The digitalization of society has led to vast amounts of new data that also come in new types. 从捕获字段中的事件的事务数据中获取, 从电子健康记录到传感器的地理位置, 图片, 或文本, we have developed methods and tools that make sense of this wealth of information. 机器学习(ML), 它能够从所有类型的数据中提取规则模式, opens new possibilities for our researchers looking to augment traditional research techniques.

与主题专家和方法学家合作, our data scientists develop applications for natural language processing (NLP) using both traditional and cutting-edge deep learning models in a variety of tasks––from the identification of key information in interviewer comments in traditional surveys to the classification of clinical notes in electronic health records.

We embed ML models in data collection projects to identify the most cost-effective strategy to gain cooperation from survey respondents or to detect potential interview falsification. 使用这些新方法, 我们已经建立了新的工具来从图像中提取见解, 视频, 或者音频文件，提高数据采集的效率, 评价, 和分析.

药物滥用警告网络

The Substance Abuse and Mental Health 服务 Administration’s (SAMHSA’s) DAWN study collects data in 50 hospitals across the United States. The goals are to (1) identify new and emerging drugs and use patterns, (2)成为毒品事件预警系统, (3)产生即时可用的数据. Our challenge is to provide continuous review of emergency department (ED) records to identify key data elements in drug- and alcohol-related visits.

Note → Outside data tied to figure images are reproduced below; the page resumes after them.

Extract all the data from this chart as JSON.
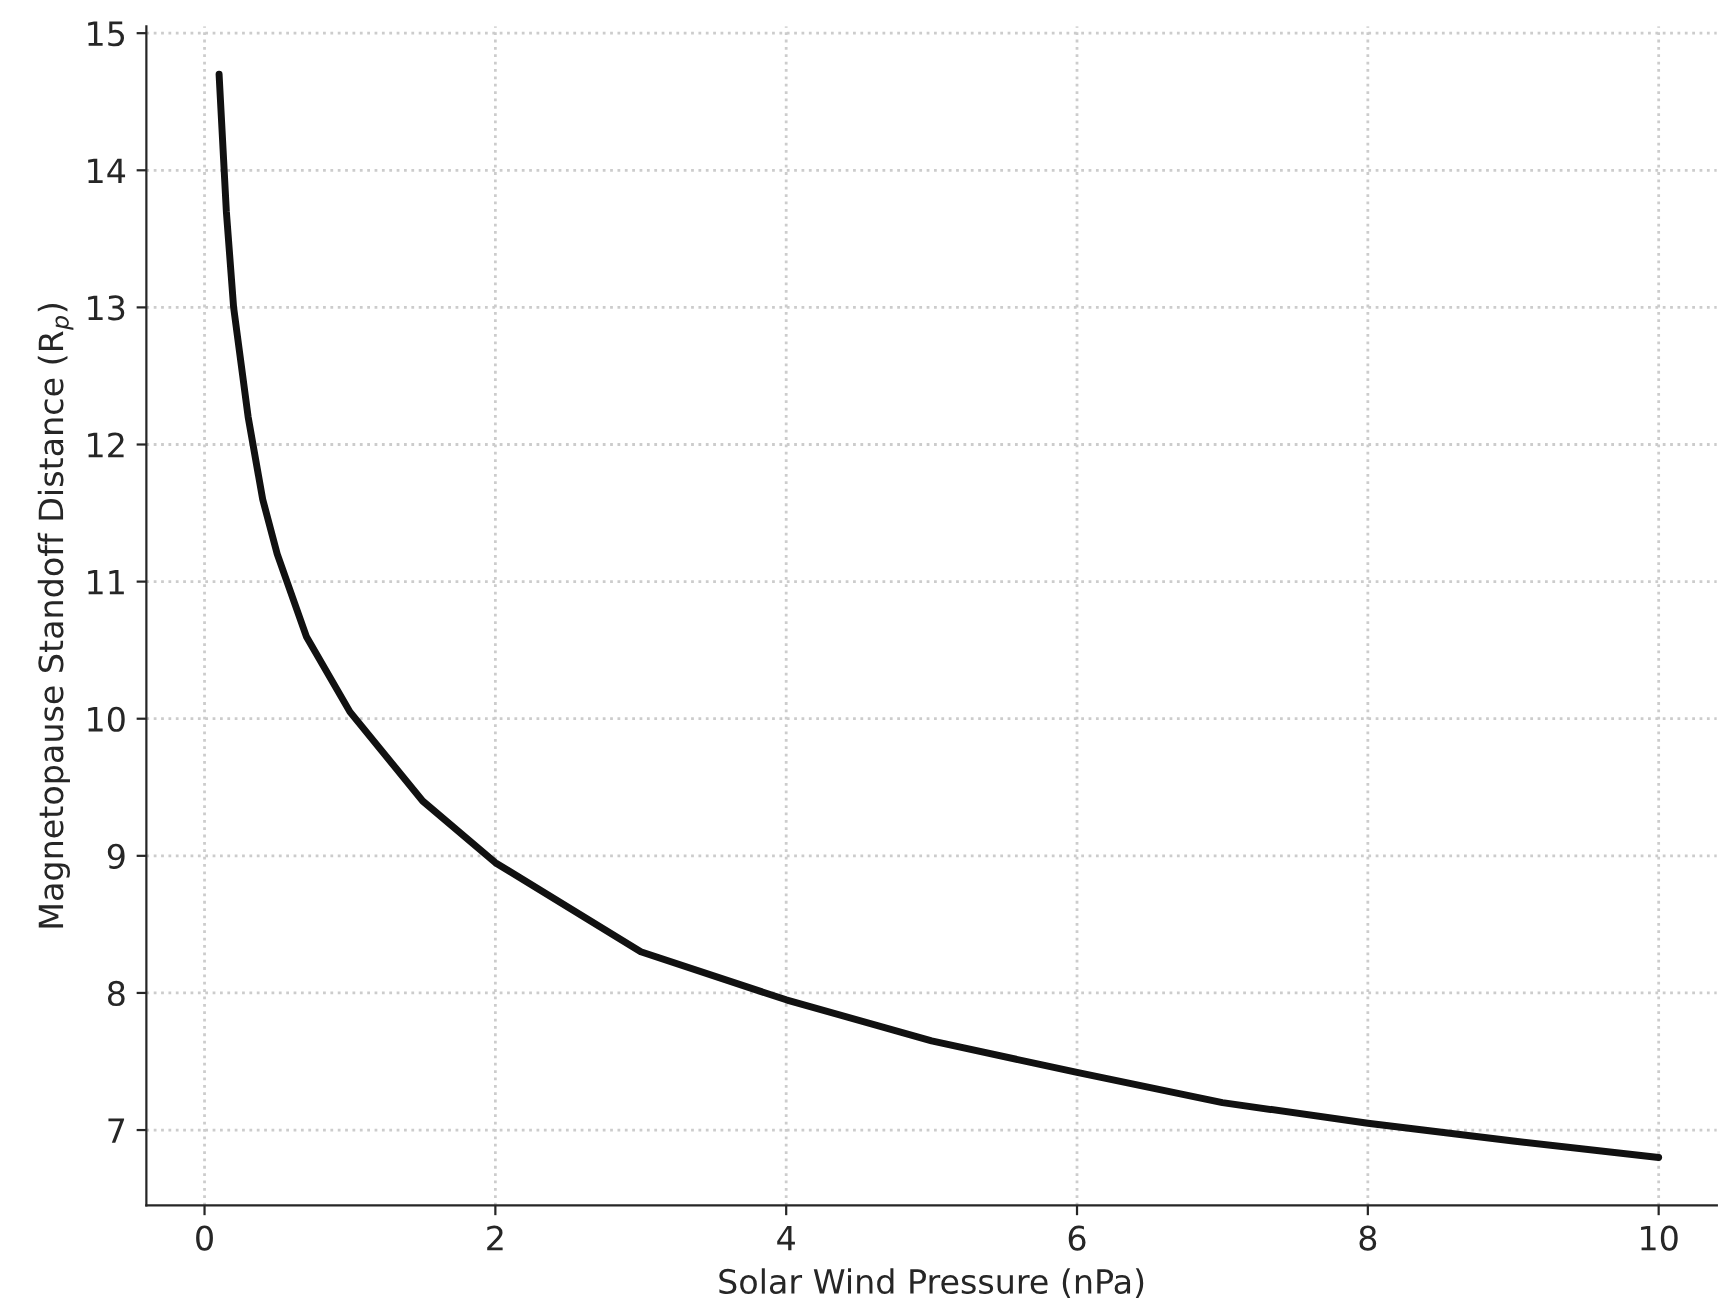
{
  "chart_data": {
    "type": "line",
    "xlabel": "Solar Wind Pressure (nPa)",
    "ylabel": "Magnetopause Standoff Distance (R$_{p}$)",
    "series": [
      {
        "color": "#111111",
        "x": [
          0.1,
          0.15,
          0.2,
          0.3,
          0.4,
          0.5,
          0.7,
          1,
          1.5,
          2,
          3,
          4,
          5,
          6,
          7,
          8,
          9,
          10
        ],
        "values": [
          14.7,
          13.7,
          13.0,
          12.2,
          11.6,
          11.2,
          10.6,
          10.05,
          9.4,
          8.95,
          8.3,
          7.95,
          7.65,
          7.42,
          7.2,
          7.05,
          6.92,
          6.8
        ]
      }
    ],
    "xlim": [
      -0.4,
      10.4
    ],
    "ylim": [
      6.45,
      15.05
    ],
    "xticks": [
      0,
      2,
      4,
      6,
      8,
      10
    ],
    "yticks": [
      7,
      8,
      9,
      10,
      11,
      12,
      13,
      14,
      15
    ],
    "grid": true,
    "legend": false,
    "marker": "none",
    "line_style": "solid"
  }
}
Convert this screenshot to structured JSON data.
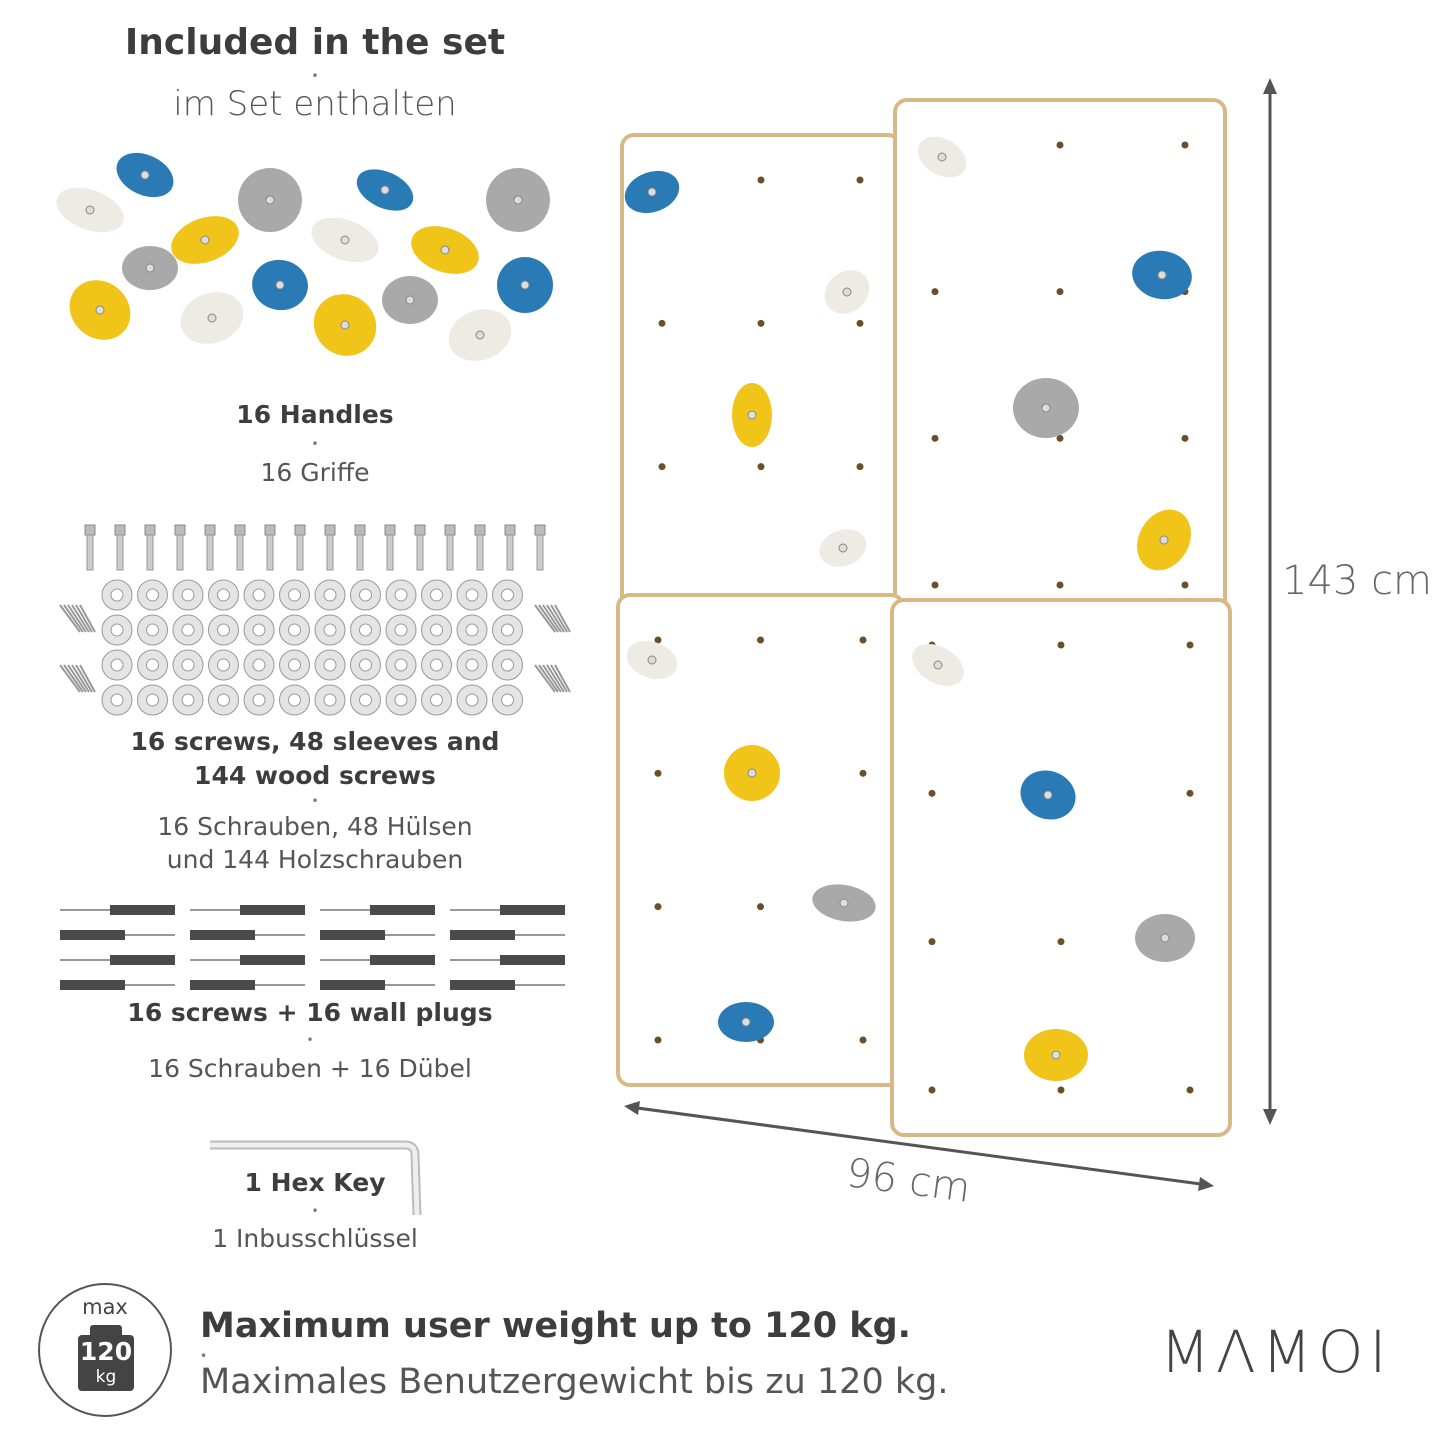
{
  "header": {
    "title_en": "Included in the set",
    "title_de": "im Set enthalten"
  },
  "items": [
    {
      "label_en": "16 Handles",
      "label_de": "16 Griffe"
    },
    {
      "label_en": "16 screws, 48 sleeves and",
      "label_en2": "144 wood screws",
      "label_de": "16 Schrauben, 48 Hülsen",
      "label_de2": "und 144 Holzschrauben"
    },
    {
      "label_en": "16 screws + 16 wall plugs",
      "label_de": "16 Schrauben + 16 Dübel"
    },
    {
      "label_en": "1 Hex Key",
      "label_de": "1 Inbusschlüssel"
    }
  ],
  "dimensions": {
    "height": "143 cm",
    "width": "96 cm"
  },
  "weight": {
    "icon_max": "max",
    "icon_value": "120",
    "icon_unit": "kg",
    "title_en": "Maximum user weight up to 120 kg.",
    "title_de": "Maximales Benutzergewicht bis zu 120 kg."
  },
  "brand": {
    "logo": "MAMOI"
  },
  "colors": {
    "blue": "#2a7ab5",
    "yellow": "#f0c419",
    "grey": "#a9a9a9",
    "white": "#eeeae4",
    "wood": "#d8b887",
    "text": "#444444"
  }
}
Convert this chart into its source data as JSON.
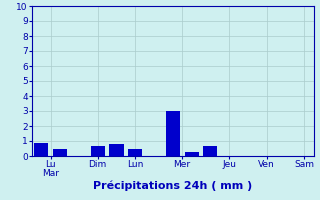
{
  "values": [
    0.9,
    0.5,
    0,
    0.7,
    0.8,
    0.5,
    0,
    3.0,
    0.3,
    0.7,
    0,
    0,
    0,
    0,
    0
  ],
  "n_bars": 15,
  "day_labels": [
    "Lu\nMar",
    "Dim",
    "Lun",
    "Mer",
    "Jeu",
    "Ven",
    "Sam"
  ],
  "day_tick_positions": [
    0.5,
    3,
    5,
    7.5,
    10,
    12,
    14
  ],
  "bar_color": "#0000cc",
  "background_color": "#cff0f0",
  "grid_color": "#aacccc",
  "xlabel": "Précipitations 24h ( mm )",
  "xlabel_color": "#0000bb",
  "xlabel_fontsize": 8,
  "ylim": [
    0,
    10
  ],
  "yticks": [
    0,
    1,
    2,
    3,
    4,
    5,
    6,
    7,
    8,
    9,
    10
  ],
  "tick_color": "#0000aa",
  "tick_fontsize": 6.5,
  "axis_color": "#0000aa",
  "figsize": [
    3.2,
    2.0
  ],
  "dpi": 100
}
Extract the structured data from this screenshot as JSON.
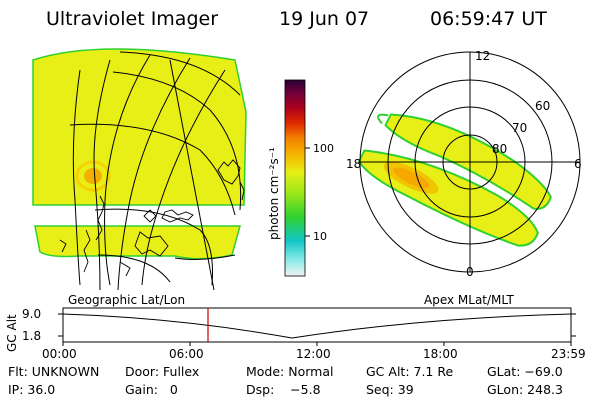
{
  "header": {
    "instrument": "Ultraviolet Imager",
    "date": "19 Jun 07",
    "time": "06:59:47 UT"
  },
  "colorbar": {
    "label": "photon cm⁻²s⁻¹",
    "ticks": [
      "100",
      "10"
    ],
    "palette": [
      "#f2f2f2",
      "#7fe8e6",
      "#12c6c6",
      "#2fd02f",
      "#9be61b",
      "#e6ef16",
      "#f6b400",
      "#f38400",
      "#de2a00",
      "#a9001c",
      "#74003a",
      "#2a0038"
    ]
  },
  "geo_panel": {
    "caption": "Geographic Lat/Lon"
  },
  "polar_panel": {
    "caption": "Apex MLat/MLT",
    "mlt_labels": {
      "top": "12",
      "left": "18",
      "right": "6",
      "bottom": "0"
    },
    "lat_labels": [
      "60",
      "70",
      "80"
    ]
  },
  "altitude_plot": {
    "ylabel": "GC Alt",
    "y_ticks": [
      "9.0",
      "1.8"
    ],
    "x_ticks": [
      "00:00",
      "06:00",
      "12:00",
      "18:00",
      "23:59"
    ],
    "current_time_marker": "06:59"
  },
  "status": {
    "flt": "Flt: UNKNOWN",
    "door": "Door: Fullex",
    "mode": "Mode: Normal",
    "gc_alt": "GC Alt: 7.1 Re",
    "glat": "GLat: −69.0",
    "ip": "IP: 36.0",
    "gain": "Gain:   0",
    "dsp": "Dsp:    −5.8",
    "seq": "Seq: 39",
    "glon": "GLon: 248.3"
  }
}
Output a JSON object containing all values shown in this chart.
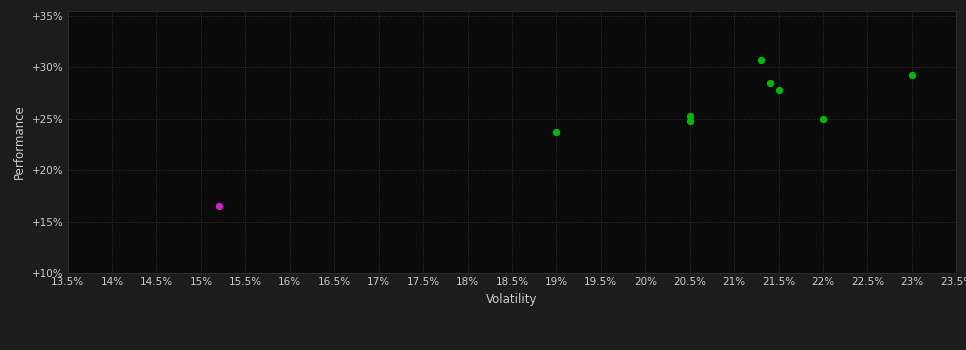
{
  "background_color": "#1c1c1c",
  "plot_bg_color": "#0a0a0a",
  "grid_color": "#3a3a3a",
  "xlabel": "Volatility",
  "ylabel": "Performance",
  "xlim": [
    0.135,
    0.235
  ],
  "ylim": [
    0.1,
    0.355
  ],
  "xticks": [
    0.135,
    0.14,
    0.145,
    0.15,
    0.155,
    0.16,
    0.165,
    0.17,
    0.175,
    0.18,
    0.185,
    0.19,
    0.195,
    0.2,
    0.205,
    0.21,
    0.215,
    0.22,
    0.225,
    0.23,
    0.235
  ],
  "yticks": [
    0.1,
    0.15,
    0.2,
    0.25,
    0.3,
    0.35
  ],
  "ytick_labels": [
    "+10%",
    "+15%",
    "+20%",
    "+25%",
    "+30%",
    "+35%"
  ],
  "xtick_labels": [
    "13.5%",
    "14%",
    "14.5%",
    "15%",
    "15.5%",
    "16%",
    "16.5%",
    "17%",
    "17.5%",
    "18%",
    "18.5%",
    "19%",
    "19.5%",
    "20%",
    "20.5%",
    "21%",
    "21.5%",
    "22%",
    "22.5%",
    "23%",
    "23.5%"
  ],
  "green_points": [
    [
      0.19,
      0.237
    ],
    [
      0.205,
      0.253
    ],
    [
      0.205,
      0.248
    ],
    [
      0.213,
      0.307
    ],
    [
      0.214,
      0.285
    ],
    [
      0.215,
      0.278
    ],
    [
      0.22,
      0.25
    ],
    [
      0.23,
      0.292
    ]
  ],
  "magenta_points": [
    [
      0.152,
      0.165
    ]
  ],
  "green_color": "#00bb00",
  "magenta_color": "#cc22cc",
  "marker_size": 18,
  "tick_color": "#cccccc",
  "label_color": "#cccccc",
  "tick_fontsize": 7.5,
  "label_fontsize": 8.5
}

确保严格的数据质量并保持低成本, 趣赢平台 developed ML models to review and route DAWN data to expert reviewers who must decide whether a drug caused or contributed to a person’s ED visit. The models 趣赢平台 developed assign a probability score indicating whether the ED visit is likely to be in scope for DAWN and the likely category of the visit. These models are retrained periodically to increase their efficiency. The result is that DAWN data are of very high quality without relying on human review of each case.

全国糖尿病监测

As part of our work for the CDC’s national diabetes surveillance strategy, 趣赢平台 developed and fielded a telephone survey of patients with diabetes in a large health system and acquired matching EHR data for the survey sample. 通过链接这两个数据源, 趣赢平台 was able to validate survey-based and EHR-based algorithms to determine patients’ type of diabetes against a “gold standard” diagnosis achieved by manual review of patient charts. 使用有监督的ML模型, we were able to develop a conditional inference tree that classified each adult patient into type 1, 2型, 或者其他糖尿病类型，准确率非常高.

医疗开支事务组统计调查

数据收集过程中, field interviewers often append electronic notes or “comments” to a case in open text fields to request updates to case-level data. These comments might contain actionable information that alerts data technicians to unusual responses or circumstances that can affect data quality. Trends in topics or content of the comments may provide valuable insights on imperfect question design, 训练间隙, 或者来自面试官的偏见.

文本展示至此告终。